Gastric Bypass Boasts Greater Benefit for Diabetics Than Sleeve Gastrectomy
MARCH 04, 2020
Kathleen McTigue, MD, MPH
Results of the study, which examined nearly 10,000 patients who underwent a sleeve gastrectomy (SG) and gastric bypass as part of the PCORnet Bariatric Study, indicated patients who underwent Roux-en-Y gastric bypass (RYGB) had greater weight loss, higher type 2 diabetes (T2D) remission rate, fewer relapse events, and improved long-term glycemic control compared to their counterparts who underwent SG.
With multiple studies demonstrating the beneficial effects of bariatric surgery in T2D patients, investigators from the University of Pittsburgh—led by Kathleen Mctigue, MD—conducted a cohort study of patients from 34 PCORnet-affiliated health systems from January 2005 through September 2015. A total of 9710 patients were identified for inclusion, all of which had an HbA1c level of 6.5% or more or a prescription for a diabetes medication in the year prior to surgery—patients were excluded if they were over the age of 80 or lacked relevant outcomes data.
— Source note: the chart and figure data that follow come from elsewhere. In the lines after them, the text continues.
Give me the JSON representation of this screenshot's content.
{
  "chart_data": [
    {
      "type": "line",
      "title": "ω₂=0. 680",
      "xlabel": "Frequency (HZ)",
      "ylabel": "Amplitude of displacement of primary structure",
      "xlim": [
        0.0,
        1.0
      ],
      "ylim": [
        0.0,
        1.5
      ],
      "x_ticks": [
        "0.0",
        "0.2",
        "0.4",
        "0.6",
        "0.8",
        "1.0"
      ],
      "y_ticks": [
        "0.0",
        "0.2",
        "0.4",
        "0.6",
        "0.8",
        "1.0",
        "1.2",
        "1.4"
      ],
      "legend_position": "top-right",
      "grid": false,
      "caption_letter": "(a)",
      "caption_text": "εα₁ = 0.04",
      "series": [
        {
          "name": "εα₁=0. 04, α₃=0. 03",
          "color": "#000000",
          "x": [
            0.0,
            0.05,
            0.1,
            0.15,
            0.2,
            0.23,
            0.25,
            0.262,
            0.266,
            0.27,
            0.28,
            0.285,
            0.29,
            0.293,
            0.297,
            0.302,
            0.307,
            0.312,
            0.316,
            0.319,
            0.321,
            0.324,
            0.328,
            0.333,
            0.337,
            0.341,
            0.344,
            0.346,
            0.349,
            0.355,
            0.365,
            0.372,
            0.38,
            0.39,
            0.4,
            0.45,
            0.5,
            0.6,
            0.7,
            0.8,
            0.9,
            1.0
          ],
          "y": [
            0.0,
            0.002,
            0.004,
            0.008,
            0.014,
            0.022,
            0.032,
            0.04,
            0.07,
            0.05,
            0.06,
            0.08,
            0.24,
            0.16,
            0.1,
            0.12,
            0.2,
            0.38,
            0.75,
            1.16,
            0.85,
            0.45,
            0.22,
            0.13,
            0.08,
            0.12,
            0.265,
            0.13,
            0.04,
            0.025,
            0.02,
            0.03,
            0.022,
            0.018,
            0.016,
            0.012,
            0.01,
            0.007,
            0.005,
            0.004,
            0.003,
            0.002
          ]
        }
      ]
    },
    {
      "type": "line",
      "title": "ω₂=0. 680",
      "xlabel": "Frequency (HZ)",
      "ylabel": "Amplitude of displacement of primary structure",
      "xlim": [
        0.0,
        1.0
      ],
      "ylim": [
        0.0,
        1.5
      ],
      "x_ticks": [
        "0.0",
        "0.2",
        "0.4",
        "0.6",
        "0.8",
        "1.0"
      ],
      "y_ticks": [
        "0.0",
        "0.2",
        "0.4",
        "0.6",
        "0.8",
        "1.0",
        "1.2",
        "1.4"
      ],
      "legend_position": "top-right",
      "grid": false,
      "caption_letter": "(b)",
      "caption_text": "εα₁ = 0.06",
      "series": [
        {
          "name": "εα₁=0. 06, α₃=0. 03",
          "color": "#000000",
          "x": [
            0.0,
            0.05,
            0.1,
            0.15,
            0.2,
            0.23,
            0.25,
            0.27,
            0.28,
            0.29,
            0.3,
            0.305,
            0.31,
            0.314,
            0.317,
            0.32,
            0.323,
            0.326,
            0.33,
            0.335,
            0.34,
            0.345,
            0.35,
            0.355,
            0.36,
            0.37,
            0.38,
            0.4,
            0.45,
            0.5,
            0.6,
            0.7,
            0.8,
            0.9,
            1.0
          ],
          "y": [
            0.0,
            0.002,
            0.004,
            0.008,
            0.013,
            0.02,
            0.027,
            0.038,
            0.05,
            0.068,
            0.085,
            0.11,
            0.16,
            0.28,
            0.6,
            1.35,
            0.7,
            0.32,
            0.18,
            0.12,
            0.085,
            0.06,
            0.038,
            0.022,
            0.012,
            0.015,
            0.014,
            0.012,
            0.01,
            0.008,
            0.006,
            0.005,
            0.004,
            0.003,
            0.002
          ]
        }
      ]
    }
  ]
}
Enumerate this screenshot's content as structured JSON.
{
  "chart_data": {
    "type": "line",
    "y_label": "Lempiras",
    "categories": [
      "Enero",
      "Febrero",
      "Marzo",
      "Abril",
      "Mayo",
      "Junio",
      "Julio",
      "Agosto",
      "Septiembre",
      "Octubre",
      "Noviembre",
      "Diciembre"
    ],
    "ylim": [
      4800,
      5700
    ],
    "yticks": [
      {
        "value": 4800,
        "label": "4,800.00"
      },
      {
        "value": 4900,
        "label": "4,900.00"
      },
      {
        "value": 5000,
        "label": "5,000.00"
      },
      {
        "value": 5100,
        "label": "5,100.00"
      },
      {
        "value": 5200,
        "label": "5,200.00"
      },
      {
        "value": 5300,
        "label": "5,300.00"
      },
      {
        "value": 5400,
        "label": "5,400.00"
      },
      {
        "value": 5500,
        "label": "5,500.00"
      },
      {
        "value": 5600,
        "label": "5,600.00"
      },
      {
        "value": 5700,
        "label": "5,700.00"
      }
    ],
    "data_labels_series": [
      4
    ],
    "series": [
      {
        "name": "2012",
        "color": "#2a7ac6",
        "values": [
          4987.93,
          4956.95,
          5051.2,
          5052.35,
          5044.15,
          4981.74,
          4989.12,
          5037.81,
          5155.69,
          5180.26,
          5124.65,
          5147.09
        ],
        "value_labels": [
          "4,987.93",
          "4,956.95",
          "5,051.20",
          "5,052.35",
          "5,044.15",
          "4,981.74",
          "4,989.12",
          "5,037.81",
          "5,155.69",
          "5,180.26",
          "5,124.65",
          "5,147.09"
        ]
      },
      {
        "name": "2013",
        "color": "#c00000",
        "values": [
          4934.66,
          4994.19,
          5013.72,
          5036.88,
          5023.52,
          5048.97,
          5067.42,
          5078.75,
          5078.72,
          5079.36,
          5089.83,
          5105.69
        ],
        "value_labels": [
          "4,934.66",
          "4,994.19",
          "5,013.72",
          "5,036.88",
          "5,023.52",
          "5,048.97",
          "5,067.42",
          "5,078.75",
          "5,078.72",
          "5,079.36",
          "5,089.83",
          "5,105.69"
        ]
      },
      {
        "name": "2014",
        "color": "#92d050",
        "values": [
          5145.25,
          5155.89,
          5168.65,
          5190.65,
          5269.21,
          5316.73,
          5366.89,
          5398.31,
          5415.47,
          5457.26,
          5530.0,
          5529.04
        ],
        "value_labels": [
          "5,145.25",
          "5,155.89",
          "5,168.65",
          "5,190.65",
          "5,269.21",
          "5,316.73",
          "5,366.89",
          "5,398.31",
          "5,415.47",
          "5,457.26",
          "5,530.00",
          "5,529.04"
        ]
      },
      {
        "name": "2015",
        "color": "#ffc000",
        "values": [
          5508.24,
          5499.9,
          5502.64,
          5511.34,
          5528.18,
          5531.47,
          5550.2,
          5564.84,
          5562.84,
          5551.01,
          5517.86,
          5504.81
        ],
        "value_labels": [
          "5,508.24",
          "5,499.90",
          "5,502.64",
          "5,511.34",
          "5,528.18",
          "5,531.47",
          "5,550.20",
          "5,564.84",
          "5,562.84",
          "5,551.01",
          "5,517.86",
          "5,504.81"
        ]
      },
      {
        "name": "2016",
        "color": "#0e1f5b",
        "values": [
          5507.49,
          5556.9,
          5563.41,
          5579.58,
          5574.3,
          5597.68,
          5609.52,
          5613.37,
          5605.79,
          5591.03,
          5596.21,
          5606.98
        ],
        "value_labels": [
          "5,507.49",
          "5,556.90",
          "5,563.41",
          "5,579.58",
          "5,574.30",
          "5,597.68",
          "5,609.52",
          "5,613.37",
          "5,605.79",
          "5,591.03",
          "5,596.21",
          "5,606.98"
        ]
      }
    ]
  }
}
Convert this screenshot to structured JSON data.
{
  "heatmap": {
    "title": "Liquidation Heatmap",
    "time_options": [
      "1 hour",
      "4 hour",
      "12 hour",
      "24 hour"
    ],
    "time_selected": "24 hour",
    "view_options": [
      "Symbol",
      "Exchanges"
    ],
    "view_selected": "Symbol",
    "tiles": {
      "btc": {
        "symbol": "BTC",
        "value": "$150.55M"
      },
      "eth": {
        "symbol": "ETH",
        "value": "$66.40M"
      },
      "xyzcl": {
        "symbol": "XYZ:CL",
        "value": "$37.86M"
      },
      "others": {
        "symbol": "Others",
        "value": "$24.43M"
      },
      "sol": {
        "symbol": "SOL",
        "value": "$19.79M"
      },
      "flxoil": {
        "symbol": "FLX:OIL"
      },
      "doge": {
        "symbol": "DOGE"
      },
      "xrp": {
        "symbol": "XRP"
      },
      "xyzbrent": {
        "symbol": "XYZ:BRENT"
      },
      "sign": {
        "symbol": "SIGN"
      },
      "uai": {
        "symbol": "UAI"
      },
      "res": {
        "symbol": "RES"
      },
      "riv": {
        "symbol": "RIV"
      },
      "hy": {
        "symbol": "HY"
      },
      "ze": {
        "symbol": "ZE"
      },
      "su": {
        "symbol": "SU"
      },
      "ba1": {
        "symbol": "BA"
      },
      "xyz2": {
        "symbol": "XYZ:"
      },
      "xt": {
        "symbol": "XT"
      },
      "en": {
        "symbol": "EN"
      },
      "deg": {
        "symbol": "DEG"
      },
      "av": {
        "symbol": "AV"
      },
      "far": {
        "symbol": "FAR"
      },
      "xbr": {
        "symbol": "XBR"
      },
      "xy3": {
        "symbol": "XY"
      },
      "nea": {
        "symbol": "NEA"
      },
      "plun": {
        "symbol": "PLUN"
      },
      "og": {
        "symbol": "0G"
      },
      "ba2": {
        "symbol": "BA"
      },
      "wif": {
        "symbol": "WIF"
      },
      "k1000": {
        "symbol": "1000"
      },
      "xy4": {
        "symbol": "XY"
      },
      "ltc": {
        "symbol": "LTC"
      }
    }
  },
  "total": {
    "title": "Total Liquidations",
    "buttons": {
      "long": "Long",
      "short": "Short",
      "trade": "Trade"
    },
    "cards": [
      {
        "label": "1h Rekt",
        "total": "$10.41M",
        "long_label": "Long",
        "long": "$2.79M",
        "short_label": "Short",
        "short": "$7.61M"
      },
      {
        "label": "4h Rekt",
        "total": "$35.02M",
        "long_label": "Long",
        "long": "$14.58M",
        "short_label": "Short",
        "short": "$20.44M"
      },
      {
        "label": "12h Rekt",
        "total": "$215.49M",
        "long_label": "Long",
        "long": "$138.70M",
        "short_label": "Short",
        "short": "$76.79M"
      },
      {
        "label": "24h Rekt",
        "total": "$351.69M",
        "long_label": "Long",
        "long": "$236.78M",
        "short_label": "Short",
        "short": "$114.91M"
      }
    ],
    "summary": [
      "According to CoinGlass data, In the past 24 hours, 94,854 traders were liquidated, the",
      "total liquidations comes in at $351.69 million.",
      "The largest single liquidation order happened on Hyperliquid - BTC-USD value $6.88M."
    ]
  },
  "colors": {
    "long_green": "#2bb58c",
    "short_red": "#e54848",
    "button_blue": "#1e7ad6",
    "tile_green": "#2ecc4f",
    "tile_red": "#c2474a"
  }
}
Using Cox proportional hazards models, investigators sought to determine how outcomes—specifically, T2D remission rates, T2DM relapse, percentage of total weight lost, and change in HbA1c—differed between patients undergoing the 2 procedures. Remission was defined as the first occurrence of HbA1c level under 6.5% following 6 months without a T2D prescription order and relapse was the occurrence of levels of 6.5% or more and/or a prescription for T2D medication after remission.
The study cohort had a mean follow-up time of 2.7 (2.9) years, mean age of 49.8 years, and a mean BMI of 49.0—investigators also noted 7051 of the 9710 (72.6%) were female and 6040 (72.2%) were white. Of note, 6233 patients underwent RYGB and 3477 underwent SG.
Results of the analyses revealed patients who underwent RYGB experienced significantly greater weight loss at 1 year (mean difference, 6.3 [95% CI, 5.8-6.7] percentage points) and 5 years (mean difference, 8.1 [95% CI, 6.6-9.6] percentage points) when compared to patients who underwent SG. Analysis of HbA1c indicated greater benefit from RYGB versus SG with RYGB patients experiencing a reduction of 0.45 (95% CI, 0.27-0.63) percentage points more than those who underwent SG.
A total of 6141 patients experienced T2D remission during the follow-up. Remission rates were approximately 10% higher in RYGB patients (HR 1.10, 95% CI, 1.04-1.16) and adjusted cumulative remission rates for RYGB patients was 59.2% (95% CI, 57.7%-60.7%) compared to 55.9% in the SG cohort at 1 year. This effect was still present at 5 years with remission rates of 86.1% (95% CI, 84.7%-87.3%) among RYGB patients and 83.5% (95% CI, 81.6%-85.1%) among the SG cohort.
When examining relapse rates, results indicated a lower rate among those who had RYGB than those who underwent SG (HR 0.75, 95% CI, 0.67-0.84). Furthermore, estimated relapse rates for RYGB and SG were 8.4% (95% CI, 7.4%-9.3%) and 11.0% (95% CI, 9.6%-12.4%) at 1 year and 33.1% (95% CI, 29.6%-36.5%) and 41.6% (95% CI, 36.8%-46.1%) at 5 years after surgery, respectively.
In an invited commentary, Natalie Liu, MD, general surgery resident, and Luke Funk, MD, MPH, associate professor, both of the University of Wisconsin, commended investigators for the aim and results of their study but pointed out many barriers still exist in real-world application—particularly, those inhibiting patients from receiving such procedures.
“This analysis is an important contribution. It included long-term electronic health record data from a large cohort of US patients who had bariatric surgery in a real-world setting,” the authors wrote. “Although both RYGB and SG were associated with high rates of T2DM remission, a considerable number of patients relapsed, particularly following SG. Given that the drivers of diabetes relapse after bariatric surgery are unclear, further investigation into this phenomenon is needed.”
This study, “Comparing the 5-Year Diabetes Outcomes of Sleeve Gastrectomy and Gastric Bypass,” is published in JAMA Surgery.